In quantum field theory, the interaction between two electrons that leads to their repulsion can be described using Feynman diagrams. One common representation of this interaction involves the exchange of a virtual photon between the electrons. However, it's important to note that the virtual photon is not a physical particle in the same sense as a real photon. Instead, it is a mathematical construct used to represent the underlying electromagnetic interaction between the electrons.
In Feynman diagrams, the vertical axis represents time, and the horizontal axis represents space. The electrons are represented by solid lines, and the exchange of the virtual photon is depicted by a wavy line connecting the two electron lines. The direction of the arrow on the virtual photon line indicates the direction of the interaction.
The presence of the virtual photon in the Feynman diagram arises from the application of quantum field theory and the rules for calculating particle interactions. According to these rules, the interaction between two charged particles, such as electrons, is mediated by the exchange of gauge bosons—in this case, the virtual photon, which is associated with the electromagnetic force.

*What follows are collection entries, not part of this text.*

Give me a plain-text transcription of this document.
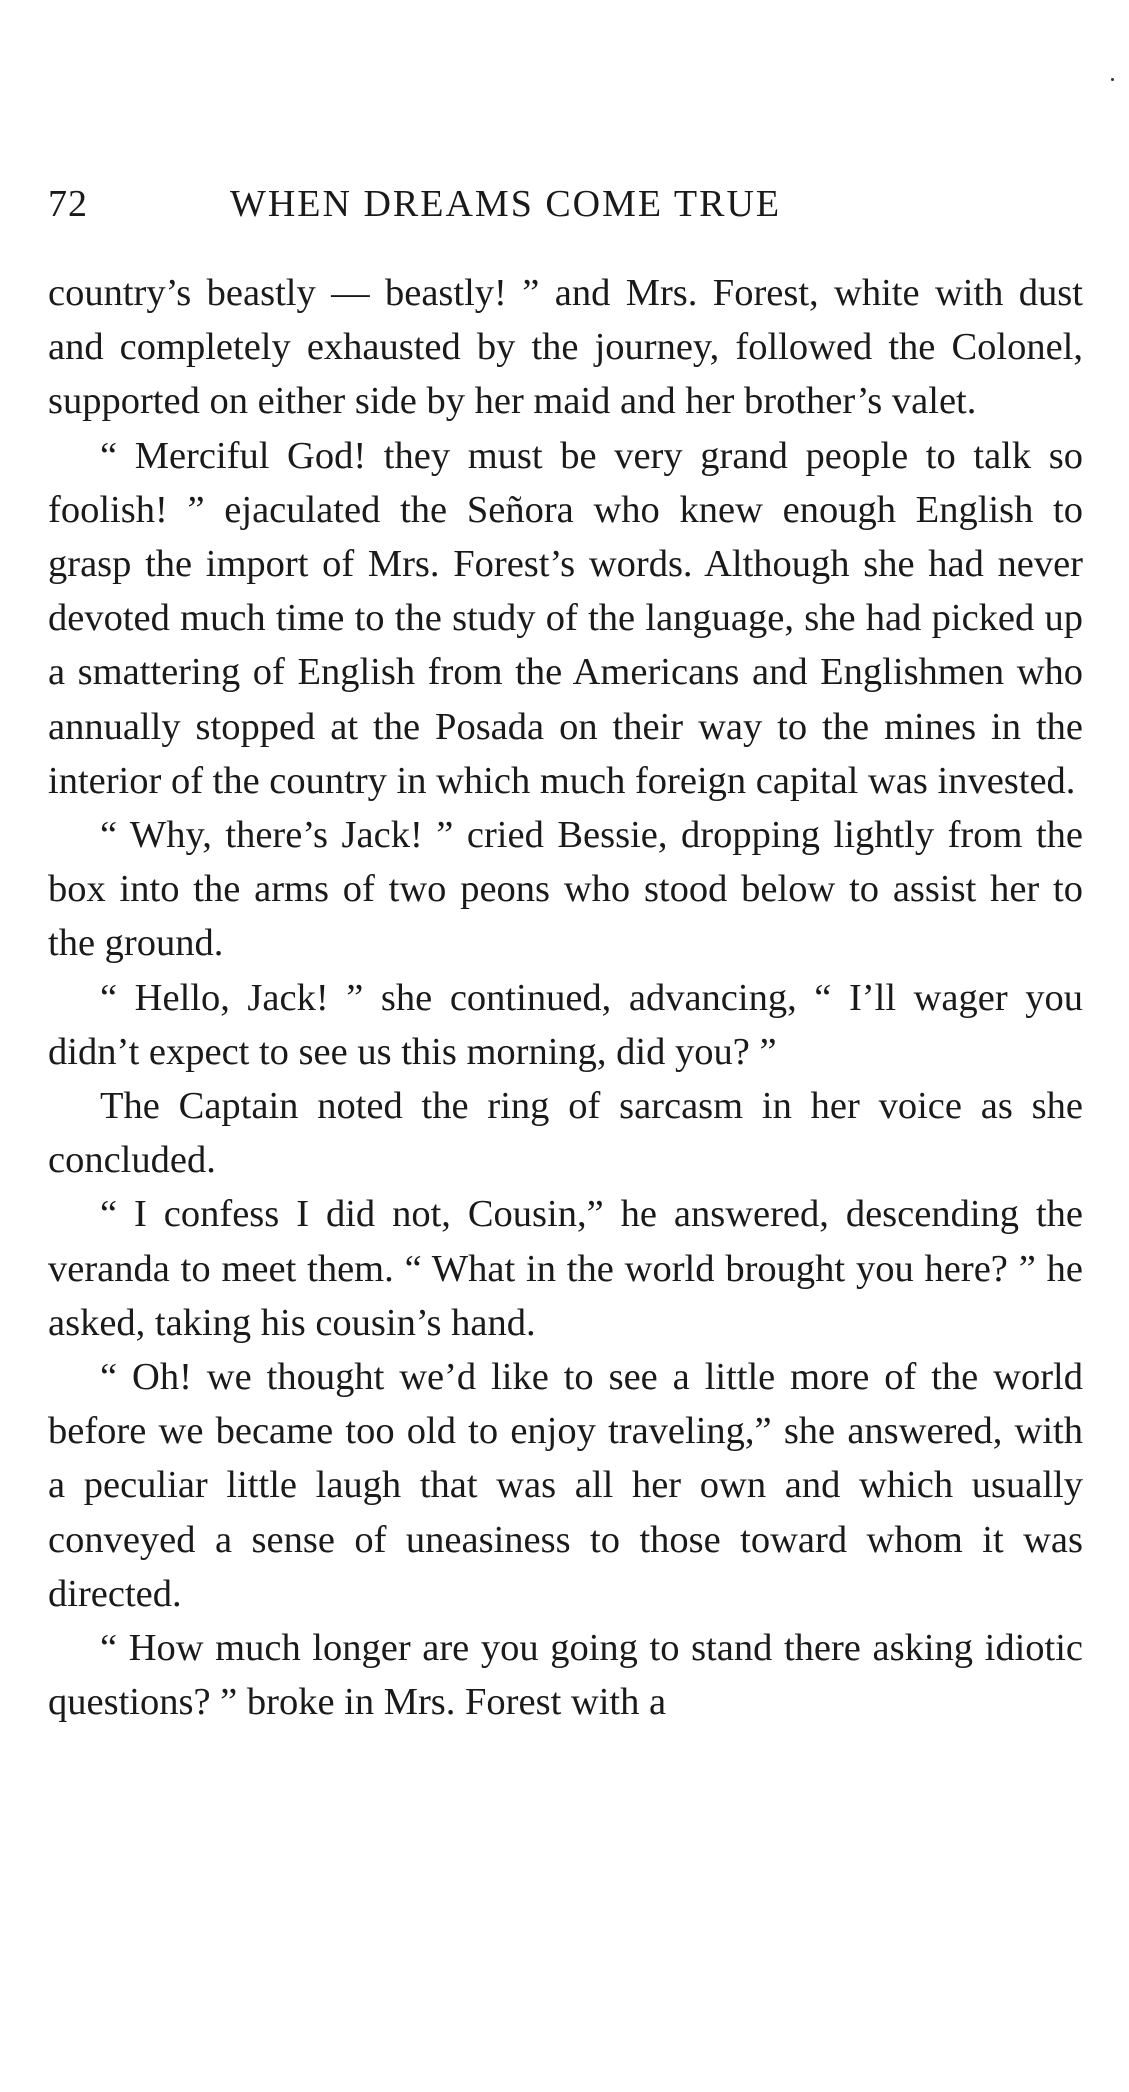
72	WHEN DREAMS COME TRUE

country’s beastly — beastly! ” and Mrs. Forest, white with dust and completely exhausted by the journey, followed the Colonel, supported on either side by her maid and her brother’s valet.

“ Merciful God! they must be very grand people to talk so foolish! ” ejaculated the Señora who knew enough English to grasp the import of Mrs. Forest’s words. Although she had never devoted much time to the study of the language, she had picked up a smattering of English from the Americans and Englishmen who annually stopped at the Posada on their way to the mines in the interior of the country in which much foreign capital was invested.

“ Why, there’s Jack! ” cried Bessie, dropping lightly from the box into the arms of two peons who stood below to assist her to the ground.

“ Hello, Jack! ” she continued, advancing, “ I’ll wager you didn’t expect to see us this morning, did you? ”

The Captain noted the ring of sarcasm in her voice as she concluded.

“ I confess I did not, Cousin,” he answered, descending the veranda to meet them. “ What in the world brought you here? ” he asked, taking his cousin’s hand.

“ Oh! we thought we’d like to see a little more of the world before we became too old to enjoy traveling,” she answered, with a peculiar little laugh that was all her own and which usually conveyed a sense of uneasiness to those toward whom it was directed.

“ How much longer are you going to stand there asking idiotic questions? ” broke in Mrs. Forest with a
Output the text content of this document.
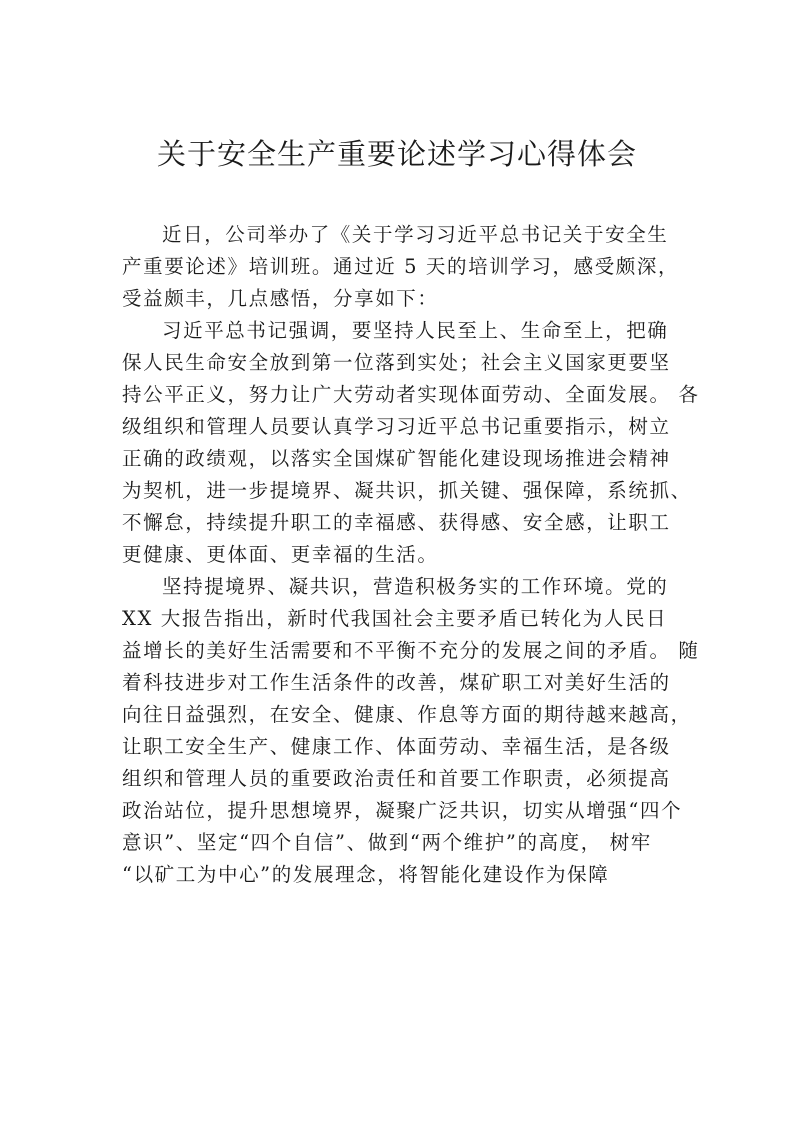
关于安全生产重要论述学习心得体会
近日，公司举办了《关于学习习近平总书记关于安全生
产重要论述》培训班。通过近 5 天的培训学习，感受颇深，
受益颇丰，几点感悟，分享如下：
习近平总书记强调，要坚持人民至上、生命至上，把确
保人民生命安全放到第一位落到实处；社会主义国家更要坚
持公平正义，努力让广大劳动者实现体面劳动、全面发展。 各
级组织和管理人员要认真学习习近平总书记重要指示，树立
正确的政绩观，以落实全国煤矿智能化建设现场推进会精神
为契机，进一步提境界、凝共识，抓关键、强保障，系统抓、
不懈怠，持续提升职工的幸福感、获得感、安全感，让职工
更健康、更体面、更幸福的生活。
坚持提境界、凝共识，营造积极务实的工作环境。党的
XX 大报告指出，新时代我国社会主要矛盾已转化为人民日
益增长的美好生活需要和不平衡不充分的发展之间的矛盾。 随
着科技进步对工作生活条件的改善，煤矿职工对美好生活的
向往日益强烈，在安全、健康、作息等方面的期待越来越高，
让职工安全生产、健康工作、体面劳动、幸福生活，是各级
组织和管理人员的重要政治责任和首要工作职责，必须提高
政治站位，提升思想境界，凝聚广泛共识，切实从增强“四个
意识”、坚定“四个自信”、做到“两个维护”的高度， 树牢
“以矿工为中心”的发展理念，将智能化建设作为保障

The virtual photon is a mathematical representation of the exchange of energy and momentum between the interacting electrons. It is a transient entity that does not exist as a measurable particle in the usual sense. Instead, it represents a disturbance or a fluctuation in the electromagnetic field that occurs during the interaction. The exchange of the virtual photon allows for the transfer of the electromagnetic force between the electrons, resulting in their repulsion.
In summary, the virtual photon in a Feynman diagram representing electron-electron repulsion is a mathematical representation of the exchange of energy and momentum associated with the electromagnetic interaction between the electrons. It is not a physically observable particle but a tool used in quantum field theory calculations to describe the underlying processes.